Background: Fumarate hydratase-deficient renal cell carcinoma (FHRCC) is an aggressive carcinoma that typically presents as advanced-stage disease. Prompt recognition of FHRCC is critical for appropriate clinical care and genetic counseling for patients and family members. However, diagnosing FHRCC from cytology specimens is challenging, with limited characterization and no reports describing prospectively identified cases.

Methods: Cytology fine-needle aspiration (FNA) cases diagnosed as FHRCC were reviewed, including two prospectively identified cases.
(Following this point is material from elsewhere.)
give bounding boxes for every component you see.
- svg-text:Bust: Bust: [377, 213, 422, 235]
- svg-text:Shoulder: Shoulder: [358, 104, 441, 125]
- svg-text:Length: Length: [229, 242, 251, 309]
Results: Five cases of FHRCC diagnosed by FNA cytology were identified in five unique patients. The cytologic samples included four FNAs with core biopsy and one FNA with cell block. Biopsy sites included kidney (n = 1), chest wall (n = 1), omentum (n = 1), lung (n = 1), and cervical lymph node (n = 1). All cases demonstrated cytologically malignant epithelial cells characterized by enlarged, round nuclei with variable pleomorphism, irregular nuclear membranes, prominent nucleoli, and moderate-to-abundant amounts of cytoplasm. Perinucleolar halos characterized by chromatin margination and pallor around macronucleoli were seen in all cases. Cytologic features not previously described included cytoplasmic macrovacuoles and eosinophilic globules, cytophagocytosis, and floral groups. Papillary architecture was rarely present on aspirate smears. Cell block sections showed variable architectural patterns. By immunohistochemistry, FH was definitively lost in three of five cases (60%), and 2-succinocysteine was positive in all 5 cases (100%).

Conclusions: Cytologic specimens of FHRCC demonstrate salient cytomorphologic features that can support their initial diagnosis. Confirmatory immunohistochemical testing using a dual panel of fumarate hydratase and 2-succinocysteine is recommended for the diagnosis in limited biopsy samples.